I have the following PDE
$$\frac{\partial W}{\partial s}=\frac{\partial^{2} W}{\partial x^{2}}$$ such that $W(0,s)=0$, $W(x,0)=\delta(x)$, the domain is $x>0$ and $0<u<\infty$. This question is a Dirichlet problem, so if I use the standard solution for $W(s,x)$, I should have
$$W(s,x)=\int_{0}^{\infty}\frac{1}{\sqrt{4\pi s}}[e^{-\frac{(x-y)^{2}}{4s}}-e^{-\frac{(x+y)^{2}}{4s}}]\delta(y)dy$$
This should give $W(s,x)=0$. However, at the same time, when we study heat equation with initial condition being a delta function, we always think of placing a source at 0 giving an initial impulse and let it diffuse. Our question becomes the same problem and insulating at 0. In this way, I should be able to get a solution which is not always 0, but the boundary is 0. What's wrong here? Does my conclusion $W(s,x)=0$ not correct?
It is not really clear what problem you are solving by asking that $W(x,0)=\delta(x)$, since the support of $\delta(x)$ is on the boundary where $x=0$, and you also have a Dirichlet condition there.
If you recall how your solution formula is derived, you take the odd extension of the initial data and solve the heat equation on the entire line, which ensures the boundary condition $W(0,s)=0$ holds. The problem is that the odd extension of the $\delta$ function is identically zero (this can be proved in the distributional sense). This is why you are getting $W=0$ in your formula.
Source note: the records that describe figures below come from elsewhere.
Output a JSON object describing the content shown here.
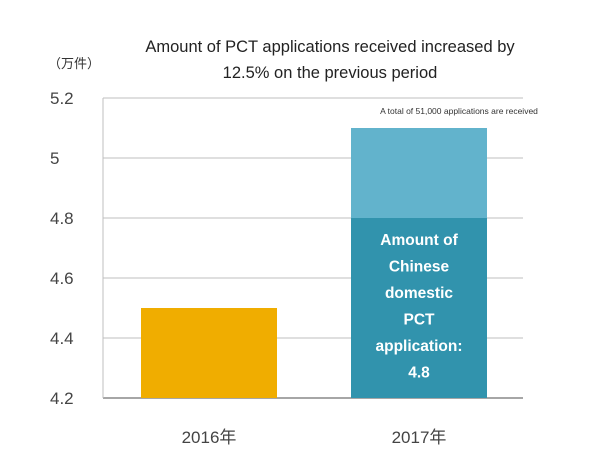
{
  "chart_data": {
    "type": "bar",
    "title_lines": [
      "Amount of PCT applications received increased by",
      "12.5% on the previous period"
    ],
    "unit_label": "（万件）",
    "categories": [
      "2016年",
      "2017年"
    ],
    "values": [
      4.5,
      5.1
    ],
    "stacked_segment": {
      "category": "2017年",
      "value": 4.8,
      "label_lines": [
        "Amount of",
        "Chinese",
        "domestic",
        "PCT",
        "application:",
        "4.8"
      ]
    },
    "callout": "A total of 51,000 applications are received",
    "ylim": [
      4.2,
      5.2
    ],
    "yticks": [
      4.2,
      4.4,
      4.6,
      4.8,
      5,
      5.2
    ],
    "ytick_labels": [
      "4.2",
      "4.4",
      "4.6",
      "4.8",
      "5",
      "5.2"
    ],
    "grid": true,
    "colors": {
      "bar_2016": "#f0ad00",
      "bar_2017_top": "#62b3cc",
      "bar_2017_segment": "#3193ad",
      "grid": "#bfbfbf",
      "axis": "#888888"
    }
  }
}
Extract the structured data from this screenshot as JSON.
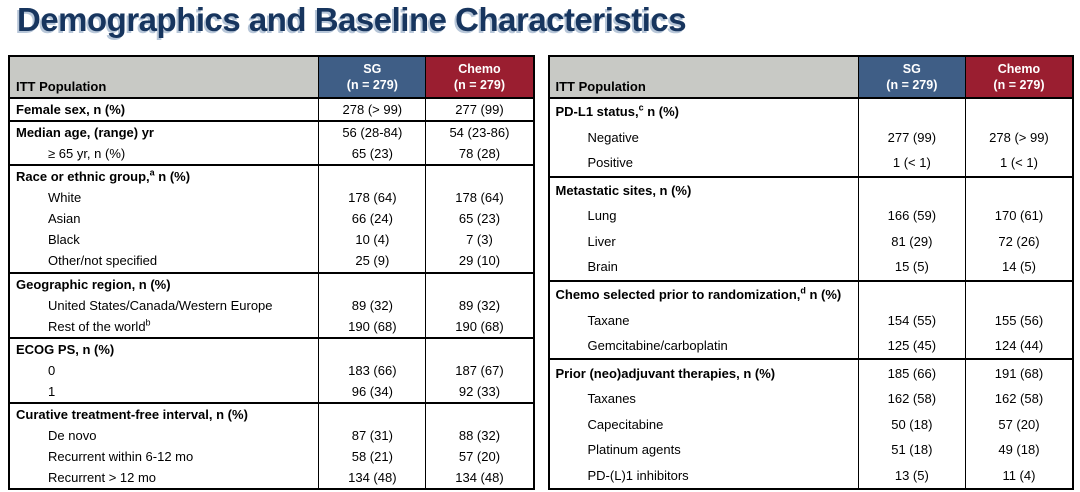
{
  "title": "Demographics and Baseline Characteristics",
  "colors": {
    "title_navy": "#17355e",
    "title_shadow": "#b7c6d8",
    "header_gray": "#c8c9c5",
    "sg_blue": "#3f5e86",
    "chemo_red": "#9a1e30",
    "border_black": "#000000"
  },
  "tables": [
    {
      "header": {
        "population": "ITT Population",
        "sg_arm": "SG",
        "sg_n": "(n = 279)",
        "chemo_arm": "Chemo",
        "chemo_n": "(n = 279)"
      },
      "rows": [
        {
          "label": "Female sex, n (%)",
          "bold": true,
          "sg": "278 (> 99)",
          "chemo": "277 (99)"
        },
        {
          "label": "Median age, (range) yr",
          "bold": true,
          "sep": true,
          "sg": "56 (28-84)",
          "chemo": "54 (23-86)"
        },
        {
          "label": "≥ 65 yr, n (%)",
          "indent": true,
          "sg": "65 (23)",
          "chemo": "78 (28)"
        },
        {
          "label": "Race or ethnic group,",
          "sup": "a",
          "label2": " n (%)",
          "bold": true,
          "sep": true,
          "sg": "",
          "chemo": ""
        },
        {
          "label": "White",
          "indent": true,
          "sg": "178 (64)",
          "chemo": "178 (64)"
        },
        {
          "label": "Asian",
          "indent": true,
          "sg": "66 (24)",
          "chemo": "65 (23)"
        },
        {
          "label": "Black",
          "indent": true,
          "sg": "10 (4)",
          "chemo": "7 (3)"
        },
        {
          "label": "Other/not specified",
          "indent": true,
          "sg": "25 (9)",
          "chemo": "29 (10)"
        },
        {
          "label": "Geographic region, n (%)",
          "bold": true,
          "sep": true,
          "sg": "",
          "chemo": ""
        },
        {
          "label": "United States/Canada/Western Europe",
          "indent": true,
          "sg": "89 (32)",
          "chemo": "89 (32)"
        },
        {
          "label": "Rest of the world",
          "sup": "b",
          "label2": "",
          "indent": true,
          "sg": "190 (68)",
          "chemo": "190 (68)"
        },
        {
          "label": "ECOG PS, n (%)",
          "bold": true,
          "sep": true,
          "sg": "",
          "chemo": ""
        },
        {
          "label": "0",
          "indent": true,
          "sg": "183 (66)",
          "chemo": "187 (67)"
        },
        {
          "label": "1",
          "indent": true,
          "sg": "96 (34)",
          "chemo": "92 (33)"
        },
        {
          "label": "Curative treatment-free interval, n (%)",
          "bold": true,
          "sep": true,
          "sg": "",
          "chemo": ""
        },
        {
          "label": "De novo",
          "indent": true,
          "sg": "87 (31)",
          "chemo": "88 (32)"
        },
        {
          "label": "Recurrent within 6-12 mo",
          "indent": true,
          "sg": "58 (21)",
          "chemo": "57 (20)"
        },
        {
          "label": "Recurrent > 12 mo",
          "indent": true,
          "sg": "134 (48)",
          "chemo": "134 (48)"
        }
      ]
    },
    {
      "header": {
        "population": "ITT Population",
        "sg_arm": "SG",
        "sg_n": "(n = 279)",
        "chemo_arm": "Chemo",
        "chemo_n": "(n = 279)"
      },
      "rows": [
        {
          "label": "PD-L1 status,",
          "sup": "c",
          "label2": " n (%)",
          "bold": true,
          "sg": "",
          "chemo": ""
        },
        {
          "label": "Negative",
          "indent": true,
          "sg": "277 (99)",
          "chemo": "278 (> 99)"
        },
        {
          "label": "Positive",
          "indent": true,
          "sg": "1 (< 1)",
          "chemo": "1 (< 1)"
        },
        {
          "label": "Metastatic sites, n (%)",
          "bold": true,
          "sep": true,
          "sg": "",
          "chemo": ""
        },
        {
          "label": "Lung",
          "indent": true,
          "sg": "166 (59)",
          "chemo": "170 (61)"
        },
        {
          "label": "Liver",
          "indent": true,
          "sg": "81 (29)",
          "chemo": "72 (26)"
        },
        {
          "label": "Brain",
          "indent": true,
          "sg": "15 (5)",
          "chemo": "14 (5)"
        },
        {
          "label": "Chemo selected prior to randomization,",
          "sup": "d",
          "label2": " n (%)",
          "bold": true,
          "sep": true,
          "sg": "",
          "chemo": ""
        },
        {
          "label": "Taxane",
          "indent": true,
          "sg": "154 (55)",
          "chemo": "155 (56)"
        },
        {
          "label": "Gemcitabine/carboplatin",
          "indent": true,
          "sg": "125 (45)",
          "chemo": "124 (44)"
        },
        {
          "label": "Prior (neo)adjuvant therapies, n (%)",
          "bold": true,
          "sep": true,
          "sg": "185 (66)",
          "chemo": "191 (68)"
        },
        {
          "label": "Taxanes",
          "indent": true,
          "sg": "162 (58)",
          "chemo": "162 (58)"
        },
        {
          "label": "Capecitabine",
          "indent": true,
          "sg": "50 (18)",
          "chemo": "57 (20)"
        },
        {
          "label": "Platinum agents",
          "indent": true,
          "sg": "51 (18)",
          "chemo": "49 (18)"
        },
        {
          "label": "PD-(L)1 inhibitors",
          "indent": true,
          "sg": "13 (5)",
          "chemo": "11 (4)"
        }
      ]
    }
  ]
}
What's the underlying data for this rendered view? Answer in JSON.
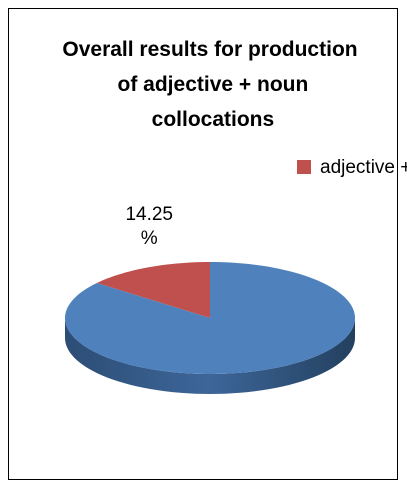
{
  "chart_data": {
    "type": "pie",
    "title": "Overall results for production of adjective + noun collocations",
    "categories": [
      "adjective + noun",
      null
    ],
    "values": [
      14.25,
      85.75
    ],
    "value_labels": [
      "14.25 %",
      null
    ],
    "colors": [
      "#c0504d",
      "#4f81bd"
    ],
    "legend": "top-right"
  }
}
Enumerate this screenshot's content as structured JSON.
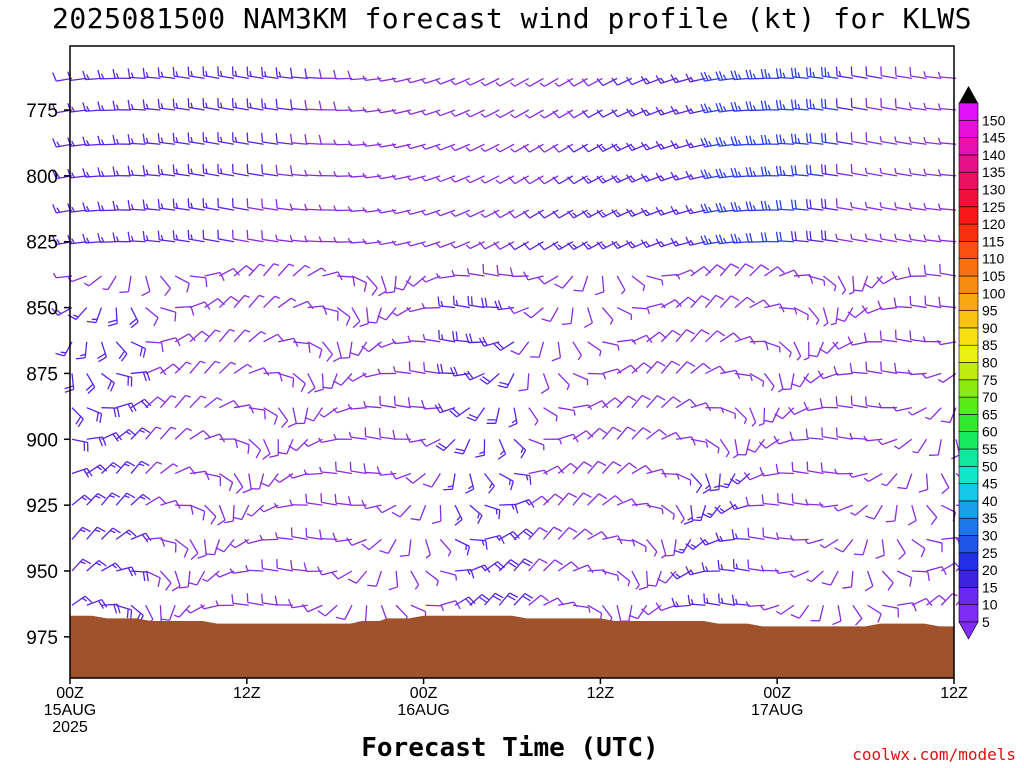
{
  "title": "2025081500 NAM3KM forecast wind profile (kt) for KLWS",
  "credit": "coolwx.com/models",
  "chart_data": {
    "type": "wind-barb-profile",
    "title": "2025081500 NAM3KM forecast wind profile (kt) for KLWS",
    "xlabel": "Forecast Time (UTC)",
    "ylabel": "",
    "x_range_hours": [
      0,
      60
    ],
    "y_range_hpa": [
      978,
      756
    ],
    "y_ticks": [
      "775",
      "800",
      "825",
      "850",
      "875",
      "900",
      "925",
      "950",
      "975"
    ],
    "x_ticks": [
      {
        "hour": 0,
        "lines": [
          "00Z",
          "15AUG",
          "2025"
        ]
      },
      {
        "hour": 12,
        "lines": [
          "12Z"
        ]
      },
      {
        "hour": 24,
        "lines": [
          "00Z",
          "16AUG"
        ]
      },
      {
        "hour": 36,
        "lines": [
          "12Z"
        ]
      },
      {
        "hour": 48,
        "lines": [
          "00Z",
          "17AUG"
        ]
      },
      {
        "hour": 60,
        "lines": [
          "12Z"
        ]
      }
    ],
    "barb_hours_step": 1,
    "barb_levels_hpa": [
      763,
      775,
      788,
      800,
      813,
      825,
      838,
      850,
      863,
      875,
      888,
      900,
      913,
      925,
      938,
      950,
      963,
      975
    ],
    "terrain_surface_hpa": [
      [
        0,
        967
      ],
      [
        1.5,
        967
      ],
      [
        2.5,
        968
      ],
      [
        4.5,
        968
      ],
      [
        5.5,
        969
      ],
      [
        9,
        969
      ],
      [
        10,
        970
      ],
      [
        19,
        970
      ],
      [
        20,
        969
      ],
      [
        21,
        969
      ],
      [
        21.5,
        968
      ],
      [
        23,
        968
      ],
      [
        24,
        967
      ],
      [
        30,
        967
      ],
      [
        31,
        968
      ],
      [
        36,
        968
      ],
      [
        37,
        969
      ],
      [
        43,
        969
      ],
      [
        44,
        970
      ],
      [
        46,
        970
      ],
      [
        47,
        971
      ],
      [
        54,
        971
      ],
      [
        55,
        970
      ],
      [
        58,
        970
      ],
      [
        59,
        971
      ],
      [
        60,
        971
      ]
    ],
    "colorbar": {
      "unit": "kt",
      "labels": [
        "5",
        "10",
        "15",
        "20",
        "25",
        "30",
        "35",
        "40",
        "45",
        "50",
        "55",
        "60",
        "65",
        "70",
        "75",
        "80",
        "85",
        "90",
        "95",
        "100",
        "105",
        "110",
        "115",
        "120",
        "125",
        "130",
        "135",
        "140",
        "145",
        "150"
      ],
      "colors": [
        "#7f2cf5",
        "#6a28f2",
        "#3d21e0",
        "#2330e8",
        "#1f55e8",
        "#1a78ea",
        "#1aa0ea",
        "#18c8ea",
        "#10e6c8",
        "#10e8a0",
        "#18ea60",
        "#30ea30",
        "#5aea18",
        "#8aea10",
        "#c0ea10",
        "#eaf010",
        "#f8e010",
        "#f8c410",
        "#f8a810",
        "#f88c10",
        "#f87010",
        "#f85010",
        "#f83010",
        "#f81818",
        "#f0103a",
        "#e81060",
        "#e81088",
        "#e810b0",
        "#e810d8",
        "#e010f8"
      ]
    },
    "barb_color_by_speed": {
      "lt10": "#8a2be2",
      "10to20": "#5a22e6",
      "20to30": "#2a3de8"
    }
  }
}
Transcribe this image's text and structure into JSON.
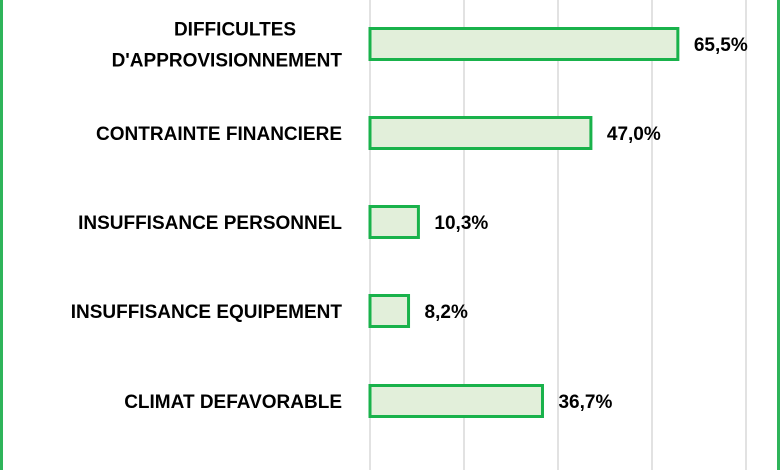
{
  "chart_data": {
    "type": "bar",
    "orientation": "horizontal",
    "categories": [
      [
        "DIFFICULTES",
        "D'APPROVISIONNEMENT"
      ],
      [
        "CONTRAINTE FINANCIERE"
      ],
      [
        "INSUFFISANCE PERSONNEL"
      ],
      [
        "INSUFFISANCE EQUIPEMENT"
      ],
      [
        "CLIMAT DEFAVORABLE"
      ]
    ],
    "values": [
      65.5,
      47.0,
      10.3,
      8.2,
      36.7
    ],
    "value_labels": [
      "65,5%",
      "47,0%",
      "10,3%",
      "8,2%",
      "36,7%"
    ],
    "unit": "%",
    "xlim": [
      0,
      80
    ],
    "grid": true,
    "colors": {
      "bar_fill": "#e2efda",
      "bar_stroke": "#19b24b",
      "grid": "#d9d9d9",
      "frame": "#2eb45a"
    }
  }
}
Since your problem has a boundary condition (and is not posed on the whole real line), there is no fundamental solution. Instead, you have a Green's function $G(x,s;a)$, which is the solution of your half-line problem with initial data $W(x,0) = \delta(x-a)$ for $a>0$. Plugging this in you get
$$G(x,s;a) = \frac{1}{\sqrt{4\pi s}} \left( e^{-\frac{(x-a)^2}{4s}} - e^{-\frac{(x+a)^2}{4s}}\right).$$
This recovers your solution formula, which I think was your desired outcome.
In other words, for problems with boundary conditions, it is not enough to put the point source at a single point (like the origin), since the solution is not translation invariant. Instead, you have to put the point source at every point in the domain and record the impulse response. This is the Green's function method.